Walk into your local bookstore and ask a clerk to help you locate a book about parenting. Chances are, he or she will lead you to shelves upon shelves of books. Search “parenting” on Google, and in less than 0.2 seconds, you will have a million links at your disposal. Flip through the channels on your television, and you will find countless programs that aim to promote “positive parenting” and “family values”. From magazines to seminars to counseling, today there are numerous resources to aid parents as they take on the important and difficult task of parenting. These resources address the odds and ends of parenting needs, identifying what children should eat, how they should be disciplined, and even the kinds of music they should listen to in order to stimulate brain activity.
Here’s the catch: can parenting be taught through tools and resources? At most, they may identify how to be a good guardian or caretaker; but, a parent has a certain “X” factor that distinguishes him or her from those other roles. What is this X-factor? Unconditional love.
I think back to my childhood, remembering my excitement when my brother was first born. My exuberance quickly lapsed into jealousy as my brother began receiving the attention that once exclusively belonged to me. Like any toddler, I was not ready to share. So, I took up arms. I paraded around in saris while my mom was feeding him, knowing she would laugh and look my way. I drew her pictures and made her hang them up on her door as a constant reminder of my presence. I would push myself to read more and more, so that I could run to my dad and impress him with my progress. I did everything my three-year-old mind could fathom to fight for the love and attention of my parents. I ate more, I smiled more, and I learned more. It took a few months to realize that my fight was futile. There was no need to fight. My parents loved me all the same; brother or no brother. Sixteen years later, I realize that love is not shared. It is given, and given unconditionally.
What a child needs most is unconditional love. And no book, seminar, or counselor can teach parents how to give that to their children. It comes from within. There is no one who has been able to exemplify this more than P. P. Pramukh Swami Maharaj. His unconditional love for his devotees is like an ideal parent’s true love for their child. His love manifests itself in his ability to connect with everyone he meets, his understanding guidance and, most importantly, his willingness to sacrifice time for others.
Forging an Individual Connection:
Premprakash Swami vividly recalls the first time he met Swamishri. He was ten-years old at the time and was staying at the Gadhada mandir under the care of Devcharan Swami. One day, during his stay in Gadhada, Swamishri called for Premprakash Swami.
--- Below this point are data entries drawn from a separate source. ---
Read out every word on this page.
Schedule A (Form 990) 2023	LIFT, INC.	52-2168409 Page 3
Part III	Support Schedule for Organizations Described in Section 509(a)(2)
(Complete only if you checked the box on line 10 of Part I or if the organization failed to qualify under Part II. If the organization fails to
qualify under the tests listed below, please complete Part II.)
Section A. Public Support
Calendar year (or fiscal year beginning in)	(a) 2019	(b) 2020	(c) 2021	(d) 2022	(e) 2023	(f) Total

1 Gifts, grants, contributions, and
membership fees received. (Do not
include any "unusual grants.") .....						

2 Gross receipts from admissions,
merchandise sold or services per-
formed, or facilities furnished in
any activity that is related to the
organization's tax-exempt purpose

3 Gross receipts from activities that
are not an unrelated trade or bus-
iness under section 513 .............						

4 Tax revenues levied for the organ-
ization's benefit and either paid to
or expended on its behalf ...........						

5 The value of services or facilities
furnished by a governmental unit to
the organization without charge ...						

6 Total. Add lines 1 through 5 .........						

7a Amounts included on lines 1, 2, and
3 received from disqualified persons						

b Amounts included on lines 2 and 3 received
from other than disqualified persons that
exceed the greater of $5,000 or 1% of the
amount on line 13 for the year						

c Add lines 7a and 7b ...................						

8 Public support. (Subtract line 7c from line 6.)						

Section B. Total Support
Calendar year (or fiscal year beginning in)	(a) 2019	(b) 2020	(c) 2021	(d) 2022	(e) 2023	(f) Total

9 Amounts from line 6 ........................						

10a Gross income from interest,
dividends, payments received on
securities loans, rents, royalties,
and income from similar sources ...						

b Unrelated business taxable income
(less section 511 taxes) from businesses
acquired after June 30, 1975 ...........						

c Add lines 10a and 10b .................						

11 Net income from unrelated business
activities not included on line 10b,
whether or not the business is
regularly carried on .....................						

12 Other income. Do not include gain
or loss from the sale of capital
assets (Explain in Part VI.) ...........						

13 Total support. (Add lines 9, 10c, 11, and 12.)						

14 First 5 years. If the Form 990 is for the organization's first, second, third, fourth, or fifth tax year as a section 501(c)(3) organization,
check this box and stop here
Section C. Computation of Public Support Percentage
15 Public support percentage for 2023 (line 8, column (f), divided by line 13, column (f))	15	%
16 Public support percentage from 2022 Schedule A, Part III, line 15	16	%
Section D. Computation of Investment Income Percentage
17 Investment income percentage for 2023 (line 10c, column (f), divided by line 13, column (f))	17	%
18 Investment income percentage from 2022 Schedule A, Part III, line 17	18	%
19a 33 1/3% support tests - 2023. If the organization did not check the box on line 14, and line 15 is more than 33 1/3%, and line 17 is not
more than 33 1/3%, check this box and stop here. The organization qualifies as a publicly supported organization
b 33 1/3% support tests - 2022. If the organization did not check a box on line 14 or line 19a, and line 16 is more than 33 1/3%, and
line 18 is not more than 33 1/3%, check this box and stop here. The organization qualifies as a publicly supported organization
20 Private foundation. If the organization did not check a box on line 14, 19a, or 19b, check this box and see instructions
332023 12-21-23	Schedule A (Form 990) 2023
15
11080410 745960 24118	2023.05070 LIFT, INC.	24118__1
Swamishri began to ask: “What is your name? Which town are you from? Who is your father? How did you come to be in Gadhada? Oh, to study? What do you study?” One after another, the questions kept coming, and Premprakash Swami would answer some, while the Kothari sant at the time, Harjivandas Swami, would answer others. Harjivandas Swami informed Swamishri, “He is Dev’s [Devcharan Swami’s] disciple.” To this Swami replied, “Oh really now! We’re Dev’s [God’s] too, you know.” Swamishri’s wit charmed the young boy.
Harjivandas Swami then voiced a subtle complaint: “He’s young, but a bit too smart; he’s always got an answer for everything.” Swami took the complaint light-heartedly and replied, “That is good. He will be very good in scriptural debates. So make sure you study hard and become a scholar. You do pay attention to your studies don’t you? Concentrate on both your studies and seva.” Swami then added, “It is nice to have all the answers, but be aware that you don’t talk back to the elders. Respect them. Be humble and polite with them.”
A couple days prior, Premprakash Swami had been anxious about meeting Pramukh Swami — the president of such a large organization. He expected Pramukh Swami to be strict and admonish his mischief. However, that day, Swamishri changed his perceptions. That day, Swamishri forged a connection with him and planted a seed of inspiration that blossomed years later and gave him the courage to walk on the spiritual path as a sadhu.
Although each of his devotees is simply one of thousands, Swamishri knows and loves them each as individuals. No one is cast aside or considered a stranger. And in turn, each also feels loved, nurtured and has a unique bond with Swamishri. This in itself is a testament to Swamishri’s parenting ability. His unconditional love allows him to connect with not one, but all.